Prove (using Chinese remainder theorem) that a polynomial of degree $n$ (over the field of real numbers) can be uniquely determined from its values at the $n + 1$ point.
I can prove it by Lagrange polynomial or some simple principles - but I have to use the Chinese theorem, which usage in this proof isn't clear for me.
Let $a_0,, a_1,\dots, a_n$ the $n+1$ points, and observe the remainder of the division of a polynomial $p$ by a linear polynomial$X-a_i$ is $p(a_i)$.

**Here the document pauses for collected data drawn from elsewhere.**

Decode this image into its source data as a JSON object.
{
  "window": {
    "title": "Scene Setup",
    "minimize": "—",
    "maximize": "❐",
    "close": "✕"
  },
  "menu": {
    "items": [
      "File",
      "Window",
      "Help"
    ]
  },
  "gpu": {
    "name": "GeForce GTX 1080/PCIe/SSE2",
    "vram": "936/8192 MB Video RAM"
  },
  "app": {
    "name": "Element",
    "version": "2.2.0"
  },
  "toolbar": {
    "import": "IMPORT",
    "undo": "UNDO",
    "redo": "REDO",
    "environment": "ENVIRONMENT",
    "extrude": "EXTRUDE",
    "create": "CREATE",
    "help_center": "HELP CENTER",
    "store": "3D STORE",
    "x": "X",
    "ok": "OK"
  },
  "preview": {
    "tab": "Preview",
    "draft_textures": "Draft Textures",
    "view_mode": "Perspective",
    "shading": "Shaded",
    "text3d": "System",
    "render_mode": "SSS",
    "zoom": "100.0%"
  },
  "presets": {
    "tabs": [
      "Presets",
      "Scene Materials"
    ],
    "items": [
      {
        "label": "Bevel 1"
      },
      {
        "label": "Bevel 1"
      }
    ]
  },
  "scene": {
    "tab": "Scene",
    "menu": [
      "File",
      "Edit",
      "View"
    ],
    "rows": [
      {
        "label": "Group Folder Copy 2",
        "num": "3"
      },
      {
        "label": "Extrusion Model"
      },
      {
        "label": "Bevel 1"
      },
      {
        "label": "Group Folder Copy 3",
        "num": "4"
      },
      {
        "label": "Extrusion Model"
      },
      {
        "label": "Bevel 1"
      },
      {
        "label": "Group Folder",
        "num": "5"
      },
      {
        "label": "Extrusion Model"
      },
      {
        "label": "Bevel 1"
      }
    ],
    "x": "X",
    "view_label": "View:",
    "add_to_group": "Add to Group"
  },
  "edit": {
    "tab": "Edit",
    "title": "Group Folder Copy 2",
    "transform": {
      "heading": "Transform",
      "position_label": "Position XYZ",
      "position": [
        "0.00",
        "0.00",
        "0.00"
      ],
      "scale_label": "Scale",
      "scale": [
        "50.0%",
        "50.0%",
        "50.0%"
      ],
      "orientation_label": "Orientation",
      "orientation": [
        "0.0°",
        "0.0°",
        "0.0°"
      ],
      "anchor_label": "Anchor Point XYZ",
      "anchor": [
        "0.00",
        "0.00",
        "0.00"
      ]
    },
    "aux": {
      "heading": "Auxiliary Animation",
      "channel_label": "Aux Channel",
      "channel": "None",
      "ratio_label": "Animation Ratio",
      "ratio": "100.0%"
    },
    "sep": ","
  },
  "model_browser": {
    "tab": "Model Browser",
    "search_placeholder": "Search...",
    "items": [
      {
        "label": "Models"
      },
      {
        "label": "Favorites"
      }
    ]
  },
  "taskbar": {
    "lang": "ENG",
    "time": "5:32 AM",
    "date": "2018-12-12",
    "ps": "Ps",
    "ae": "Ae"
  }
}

Consider the isomorphism of the Chinese remainder theorem: \begin{align} \mathbf R[X]\!\!\bigm/\!\bigl((X-a_0)(X-a_1)\dotsm(X-a_n)\bigr)&\longrightarrow\mathbf R[X]/(X-a_0)\times\mathbf R[X]/(X-a_1)\dotsm\mathbf R[X]/(X-a_n)\\ p\bmod(X-a_0)(X-a_1)\dotsm(X-a_n)&\longmapsto (p(a_0)\bmod X-a_0,\,p(a_1)\bmod X-a_1 ,\dots,p(a_n)\bmod X-a_n) \end{align} This isomorphism means that for each list of $n+1$ values $(\alpha_0,\alpha_1,\dots\alpha_n)$, there exists a polynomial $p$ such that $p(a_i)=\alpha_i$ for each $i=0,1,\dots, n\;$ (surjectivity), and this polynomial is unique up to a (polynomial) multiple of $(X-a_0)(X-a_1)\dotsm(X-a_n)\;$ (injectivity).
Now, as this modulus has degree $n+1$, the canonical representative of the congruence class of $p$, which is the remainder , has degree $\le n$.
Note: The solution does not not necessarily has degree $n$, depending on the relations between the lists $(a_0,, a_1,\dots, a_n)$ and $(\alpha_0,\alpha_1,\dots\alpha_n)$.